The dilemma with recording an improvisation, and later trying to base a piece on it, is that it usually lacks structure and structure is the exact thing you are trying to impose upon it. However, if I like it enough to try to make it into an established piece, then it's probably true that I like it almost the way it is, so I'm compelled to find some structure inherent in the piece. So that becomes the bulk of the work. It's essential, then, I find, to break it down into parts first and then start notating it. At first I wasn't doing this. I was simply trying to relearn what I had played and then reproduce it from memory. This is essentially cutting corners and the one thing I've learned about cutting corners is that it never gets quicker results.
After having had so many distractions that made me get away from the computer and start thinking of things in a broader sense, I now see the separate pieces in my head and I know how to reassemble the piece. I was thinking of it originally as a minimalist piece and not simply a through-composed work. But my methods in attempting to reproduce a clean take would have made it seem otherwise. Now I'm going back to seeing it as a minimalist piece again and I see why it works.
A minimalist piece is typically characterized by a repeating pattern that is layered over time with new patterns in different parts. What I decided I need to do was find the patterns in my own piece and cut the piece up and start from there.
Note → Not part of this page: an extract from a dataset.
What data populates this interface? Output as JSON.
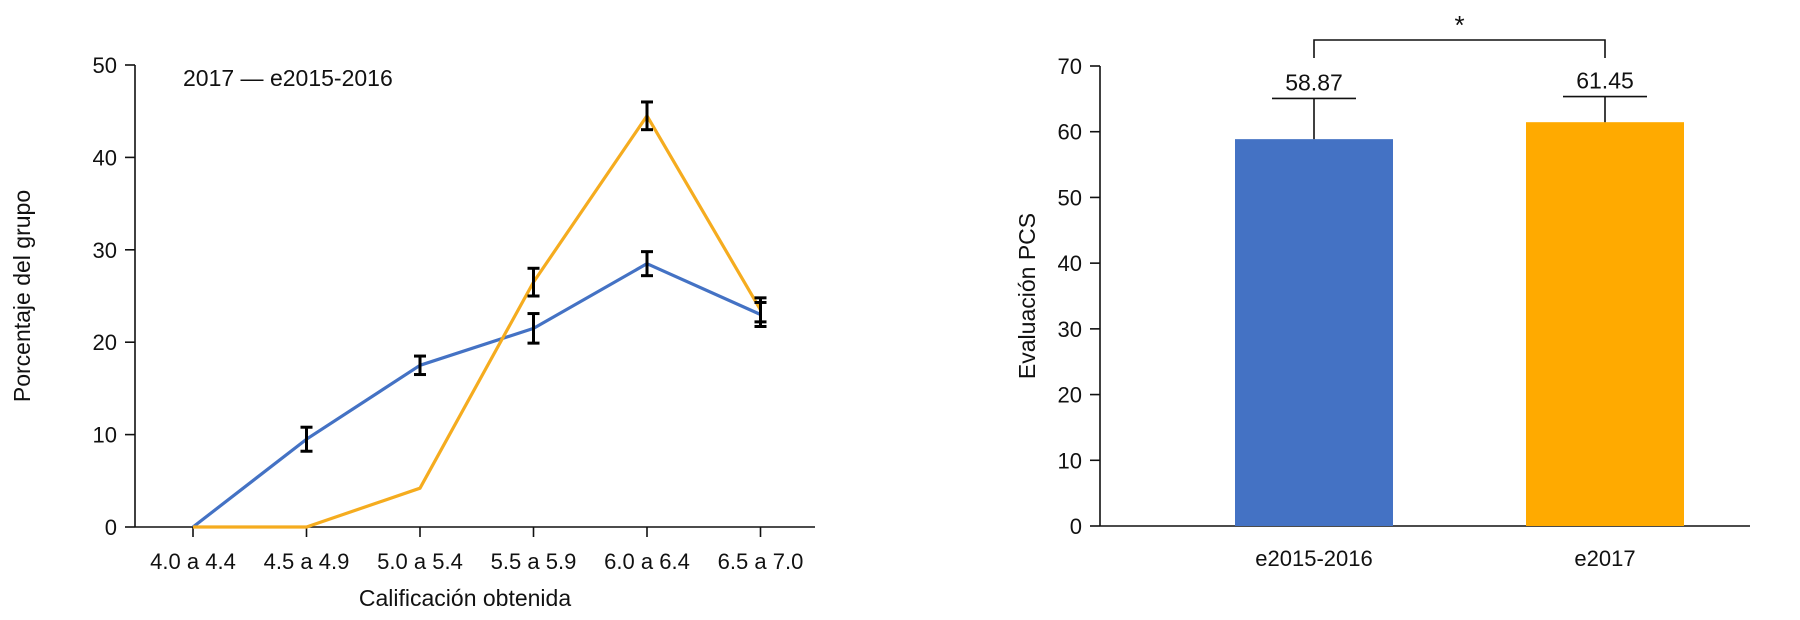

Now, there are certain pieces that you can tell when listening to that a pattern is repeating, often because the pattern is short and simple. Though this can become boring after a while, minimalist pieces do generally become complex however when these new patterns are introduced. This is, in my opinion, how they work so well, despite seeming so simple. The complexity is not in contrasting sections but in the denseness of layers and the new ideas that can be created by putting two patterns on top of each other.
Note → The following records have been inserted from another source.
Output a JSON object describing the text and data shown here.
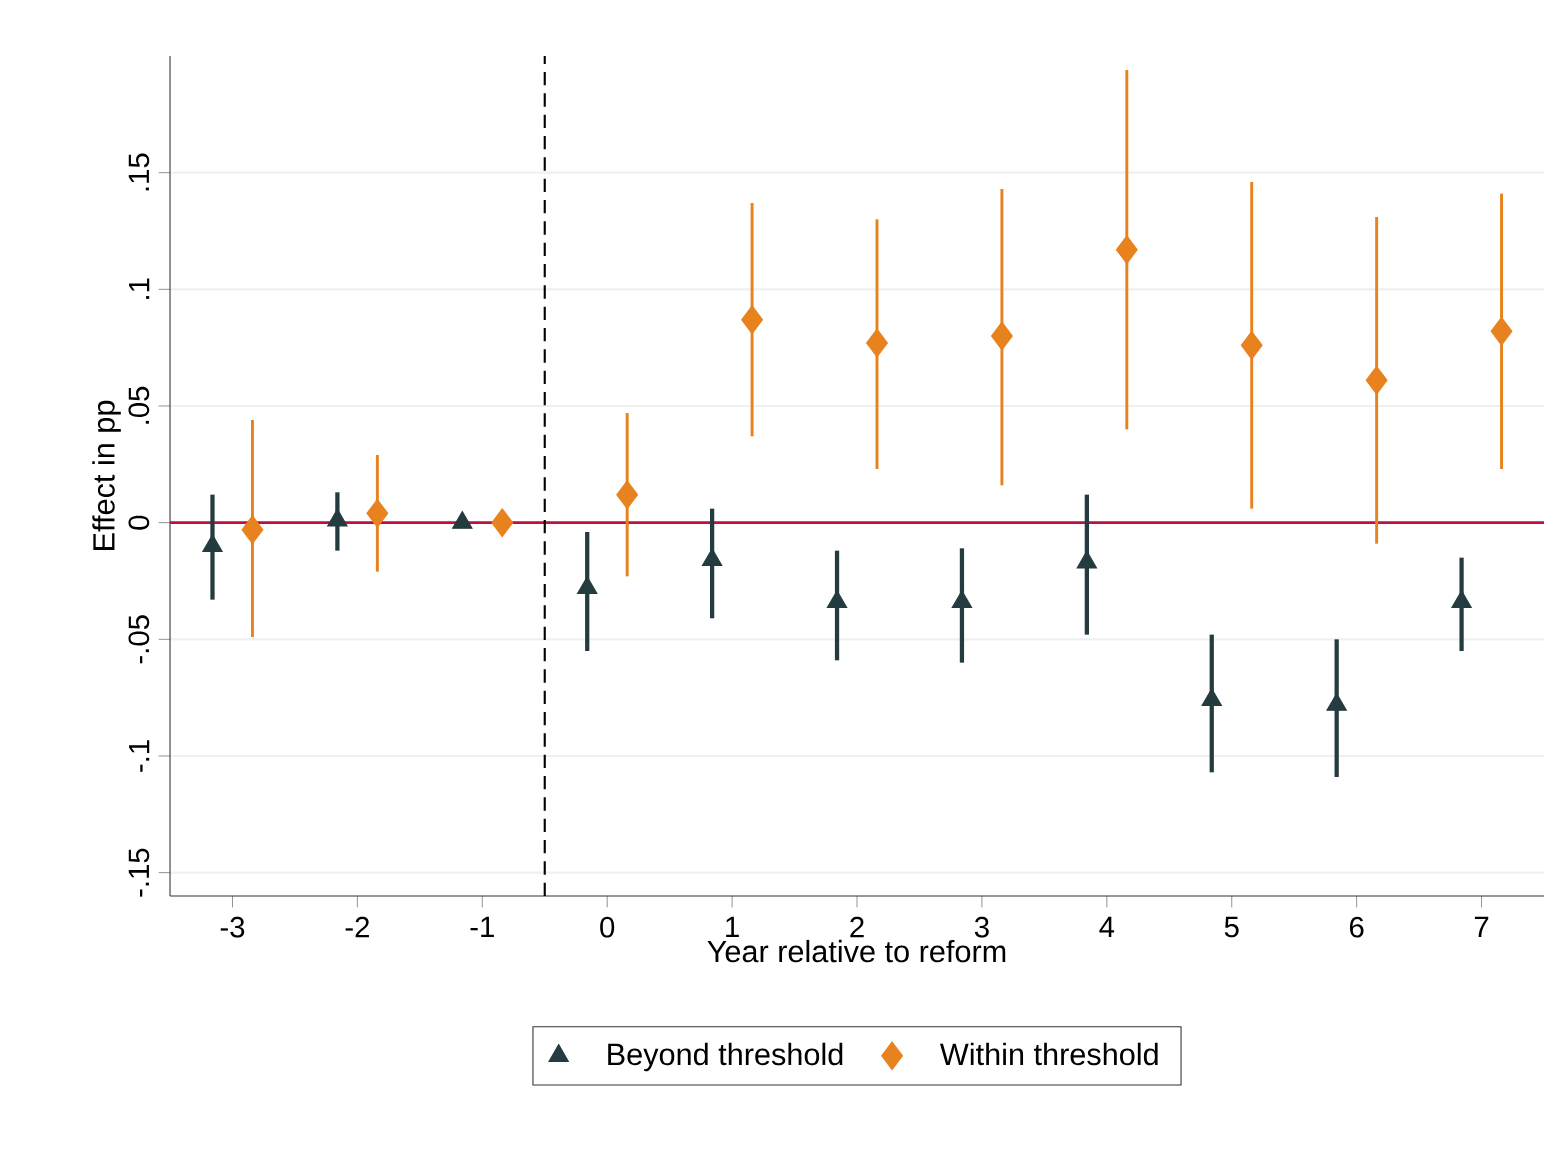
{
  "chart_data": {
    "type": "scatter",
    "xlabel": "Year relative to reform",
    "ylabel": "Effect in pp",
    "xlim": [
      -3.5,
      7.5
    ],
    "ylim": [
      -0.16,
      0.2
    ],
    "xticks": [
      -3,
      -2,
      -1,
      0,
      1,
      2,
      3,
      4,
      5,
      6,
      7
    ],
    "yticks": [
      {
        "value": -0.15,
        "label": "-.15"
      },
      {
        "value": -0.1,
        "label": "-.1"
      },
      {
        "value": -0.05,
        "label": "-.05"
      },
      {
        "value": 0,
        "label": "0"
      },
      {
        "value": 0.05,
        "label": ".05"
      },
      {
        "value": 0.1,
        "label": ".1"
      },
      {
        "value": 0.15,
        "label": ".15"
      }
    ],
    "grid": "y",
    "legend": "bottom",
    "ref_lines": [
      {
        "axis": "y",
        "value": 0,
        "color": "#c0103c",
        "line_style": "solid"
      },
      {
        "axis": "x",
        "value": -0.5,
        "color": "#000000",
        "line_style": "dashed"
      }
    ],
    "series": [
      {
        "name": "Beyond threshold",
        "color": "#243b3f",
        "marker": "triangle",
        "x": [
          -3.16,
          -2.16,
          -1.16,
          -0.16,
          0.84,
          1.84,
          2.84,
          3.84,
          4.84,
          5.84,
          6.84
        ],
        "values": [
          -0.01,
          0.001,
          0.0,
          -0.028,
          -0.016,
          -0.034,
          -0.034,
          -0.017,
          -0.076,
          -0.078,
          -0.034
        ],
        "errors": [
          [
            -0.033,
            0.012
          ],
          [
            -0.012,
            0.013
          ],
          null,
          [
            -0.055,
            -0.004
          ],
          [
            -0.041,
            0.006
          ],
          [
            -0.059,
            -0.012
          ],
          [
            -0.06,
            -0.011
          ],
          [
            -0.048,
            0.012
          ],
          [
            -0.107,
            -0.048
          ],
          [
            -0.109,
            -0.05
          ],
          [
            -0.055,
            -0.015
          ]
        ]
      },
      {
        "name": "Within threshold",
        "color": "#e8821e",
        "marker": "diamond",
        "x": [
          -2.84,
          -1.84,
          -0.84,
          0.16,
          1.16,
          2.16,
          3.16,
          4.16,
          5.16,
          6.16,
          7.16
        ],
        "values": [
          -0.003,
          0.004,
          0.0,
          0.012,
          0.087,
          0.077,
          0.08,
          0.117,
          0.076,
          0.061,
          0.082
        ],
        "errors": [
          [
            -0.049,
            0.044
          ],
          [
            -0.021,
            0.029
          ],
          null,
          [
            -0.023,
            0.047
          ],
          [
            0.037,
            0.137
          ],
          [
            0.023,
            0.13
          ],
          [
            0.016,
            0.143
          ],
          [
            0.04,
            0.194
          ],
          [
            0.006,
            0.146
          ],
          [
            -0.009,
            0.131
          ],
          [
            0.023,
            0.141
          ]
        ]
      }
    ]
  }
}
However, since I'm playing this piece on one instrument, there's little room for layering of patterns. So what I've decided to do is find the patterns that fit together and could go over top of one another and stretch them out end to end. That's, after all, how the improv worked so well. It consisted of patterns laid end to end, the tonality of which never changed throughout the piece. These patterns ended up being of roughly the same length and similar in their dynamic arc as well. So in that regard, it felt like some aspect of each pattern was repeated throughout the improv. This also gives me flexibility as well. Once I've found the patterns and set them apart from each other, I can try putting them together in different ways to see what I come up with.
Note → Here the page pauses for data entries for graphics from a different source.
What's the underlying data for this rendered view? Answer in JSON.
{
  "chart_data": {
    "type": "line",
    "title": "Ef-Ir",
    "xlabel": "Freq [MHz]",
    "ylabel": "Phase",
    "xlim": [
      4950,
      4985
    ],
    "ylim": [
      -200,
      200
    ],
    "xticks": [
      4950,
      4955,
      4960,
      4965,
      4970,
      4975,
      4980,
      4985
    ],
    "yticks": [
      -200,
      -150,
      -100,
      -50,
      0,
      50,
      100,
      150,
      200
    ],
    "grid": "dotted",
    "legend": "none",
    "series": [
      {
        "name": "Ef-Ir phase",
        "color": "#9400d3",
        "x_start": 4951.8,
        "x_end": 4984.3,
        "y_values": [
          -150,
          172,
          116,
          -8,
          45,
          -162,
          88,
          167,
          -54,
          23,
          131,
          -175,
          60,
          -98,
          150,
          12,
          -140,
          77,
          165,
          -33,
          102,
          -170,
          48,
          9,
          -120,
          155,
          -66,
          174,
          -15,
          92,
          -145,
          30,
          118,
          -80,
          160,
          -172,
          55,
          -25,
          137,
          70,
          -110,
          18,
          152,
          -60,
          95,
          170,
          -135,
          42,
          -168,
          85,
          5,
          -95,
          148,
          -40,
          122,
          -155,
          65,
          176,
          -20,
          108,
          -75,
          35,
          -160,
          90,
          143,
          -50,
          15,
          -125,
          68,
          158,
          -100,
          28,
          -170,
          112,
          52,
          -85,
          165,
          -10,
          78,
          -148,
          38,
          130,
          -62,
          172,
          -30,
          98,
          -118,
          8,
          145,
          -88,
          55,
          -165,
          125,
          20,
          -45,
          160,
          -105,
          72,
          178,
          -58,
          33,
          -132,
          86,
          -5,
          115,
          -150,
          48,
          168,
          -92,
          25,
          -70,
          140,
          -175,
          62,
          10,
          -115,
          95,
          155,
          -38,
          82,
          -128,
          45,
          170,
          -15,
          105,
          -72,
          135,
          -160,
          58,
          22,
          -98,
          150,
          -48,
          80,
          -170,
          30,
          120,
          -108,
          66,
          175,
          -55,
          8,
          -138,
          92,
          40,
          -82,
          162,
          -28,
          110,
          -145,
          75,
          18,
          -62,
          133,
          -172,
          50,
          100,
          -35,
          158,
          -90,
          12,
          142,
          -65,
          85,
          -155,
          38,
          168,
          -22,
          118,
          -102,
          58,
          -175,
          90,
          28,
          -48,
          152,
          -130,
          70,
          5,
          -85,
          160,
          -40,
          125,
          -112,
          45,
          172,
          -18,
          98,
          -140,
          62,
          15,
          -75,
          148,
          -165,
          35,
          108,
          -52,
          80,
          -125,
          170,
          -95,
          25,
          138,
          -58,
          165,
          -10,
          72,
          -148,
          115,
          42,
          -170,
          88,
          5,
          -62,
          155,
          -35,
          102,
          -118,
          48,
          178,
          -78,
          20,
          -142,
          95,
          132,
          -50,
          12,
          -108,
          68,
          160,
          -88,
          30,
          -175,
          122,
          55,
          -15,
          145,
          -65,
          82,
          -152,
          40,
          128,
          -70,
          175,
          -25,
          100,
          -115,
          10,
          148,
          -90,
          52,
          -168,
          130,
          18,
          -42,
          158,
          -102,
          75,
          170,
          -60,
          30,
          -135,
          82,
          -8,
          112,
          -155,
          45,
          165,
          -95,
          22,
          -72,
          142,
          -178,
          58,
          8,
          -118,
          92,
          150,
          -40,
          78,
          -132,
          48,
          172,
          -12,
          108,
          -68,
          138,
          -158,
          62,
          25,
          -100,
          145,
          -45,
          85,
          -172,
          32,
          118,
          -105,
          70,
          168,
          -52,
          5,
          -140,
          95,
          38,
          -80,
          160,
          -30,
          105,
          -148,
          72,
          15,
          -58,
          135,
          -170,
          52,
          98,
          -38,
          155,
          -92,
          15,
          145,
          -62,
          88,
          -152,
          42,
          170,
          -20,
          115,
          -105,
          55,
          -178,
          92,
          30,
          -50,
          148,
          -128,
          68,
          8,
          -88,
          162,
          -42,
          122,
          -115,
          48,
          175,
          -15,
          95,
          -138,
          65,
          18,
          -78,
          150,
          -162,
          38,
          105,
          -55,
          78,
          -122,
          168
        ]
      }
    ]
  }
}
I hope this hasn't sounded like the ramblings of a mad man. At any rate, hopefully, I'll push through and finish this within the week. Before I go, I'll tell you about another awesome brain wave that came out of my computer not doing what it was supposed to. I was trying to overdub a guitar part and then apply the processing to it afterward but for some reason I was having a latency issue again, so I just put the guitar down. Then in a stroke of genius, I applied the processing (which is meant for guitar being it a guitar amp simulator) to the original take of the piano and mixed the two, varying the volume of each one relative to the other throughout. It sounded awesome! I might not need to add a guitar part at all.